Может, потому Синдзи и любил эти утренние пробуждения, запах кофе и жареных тостов или яичницы, теплые губы на щеке, тихий утренний разговор на ничего не значащие темы, несколько минут наедине с онээсан – это было только его время. Нанасэ часто приходила домой поздно, когда Синдзи уже спал, но всегда вставала раньше его и успевала приготовить завтрак. Но сегодня завтрака не было.

Я встал, выключил надоевший будильник и заправил постель. Как говаривал адмирал Макартур, как бы ни сложился твой день, тебя дома будет ждать заправленная постель. Заглянул в комнату Нанасэ-онээсан, убедился, что ее футон был не расправлен. Приготовил себе яичницу, кофе с молоком, торопливо заглотнул все, оделся и ушел в школу.

Волноваться пока не о чем, думал я по дороге, подумаешь, не пришла домой, она в конце концов взрослая девушка, кстати, а сколько Нанасэ-онээсан лет? И почему даже в голове я зову ее онээсан? Ладно, я не знаю, сколько ей лет, но выглядит она лет на двадцать, хорошо, на двадцать пять максимум. Так вот, значит, она – взрослая девушка со своими потребностями, а сколько я ее знаю, она все время дома или на работе. Так что ничего удивительного, загуляла, наверное, немного, да с кавалером каким задержалась… – Тут на удивление внутри возмутился Синдзи-кун, протестуя. Ой, ладно, подумал я, поморщившись, просто на работе задержалась, без кавалеров, может, срочная командировка, да мало ли что. Кстати, а где она работает? Я покопался в памяти возмущенного Синдзи и понял, что о работе «сестренки Нанасэ» данный индивид не знает ничего.

Она работает где-то в пригороде, в районе Сейтеки, у нее очень хорошие отношения с ее начальницей, работа тяжелая, часто допоздна. Все. Да любой японец работает тяжело и допоздна, это ж черта японского характера. С другой стороны, если бы старшая сестричка Нанасэ уехала в командировку, она бы обязательно уведомила меня. И наверняка приготовила бы бенто – завтрак в коробочке. И кофе в термос налила бы. Потому как это в ее характере. Значит, будем исходить из того, что у нее не было такой возможности, например, срочная командировка. А телефон? Нет, в этой Японии еще нет мобильников у каждого встречного, но есть телефон у домохозяйки внизу, тихой старушенции на первом этаже. Пару раз Нанасэ предупреждала меня, что задержится на работе, через эту комендантшу.

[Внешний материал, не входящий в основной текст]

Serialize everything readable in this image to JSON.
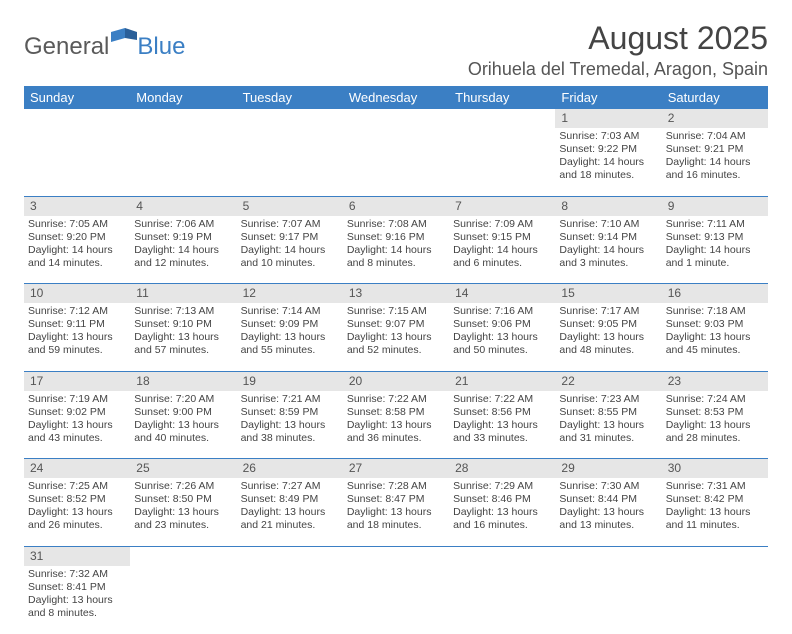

Хорошо – подумал я, хорошо, произошло что-то экстраординарное, но пока паниковать рано. Да, рано, паниковать мы начнем, если Нанасэ-онээсан не придет завтра. И послезавтра. Вот тогда наступит время для паники и всего такого прочего, а пока надо идти в школу и исполнять свой долг самурая, пытаясь не заснуть на уроках и произвести хорошее впечатление на учительский состав, по возможности не влипая в приключения.

Школьный день прошел, как и полагается школьным дням – неприметно и скучно. Разве что со мной рядом снова пристроилась Ая-чан, изображая из себя верного оруженосца при дворе короля Артура. Цудзи и его компания усиленно не замечали меня, исключив из круга своего внимания, я в свою очередь вел себя тише воды и ниже травы, исключая возможность придраться ко мне на пустом месте.

Так что школьный день прошел спокойно. По дороге домой ко мне снова пристроилась Ая-чан – молча, словно делала это всегда. Я также молча кивнул ей, и мы пошли, провожаемые взглядами школьных сплетников и сплетниц. Даже не хочу думать, что у них в головах второй день творится. На том же самом месте, где вчера мы встретились с Акаи, на меня напали. Без предисловий, без каких-либо объяснений. Стремительная тень выскочила из-за угла и набросилась на меня с ударами. Я едва успел уйти в сторону, слава богу, что нападающий был большим приверженцем поп-культуры и сопроводил свой первый удар в прыжке боевым выкриком.

И потом – удар в прыжке, атака ногой в голову, вторая нога поджата, классический тоби Йоко гери, который так обожают все режиссеры и постановщики боевых сцен в фильмах про рукомашество и дрыгоножество. Такой удар виден за километр и получить его в голову можно только при условии, если реципиент – инвалид. И паралитик. Да, именно – слепой паралитик-инвалид. Даже Ая-чан отшатнулась, уловив движение краем глаза.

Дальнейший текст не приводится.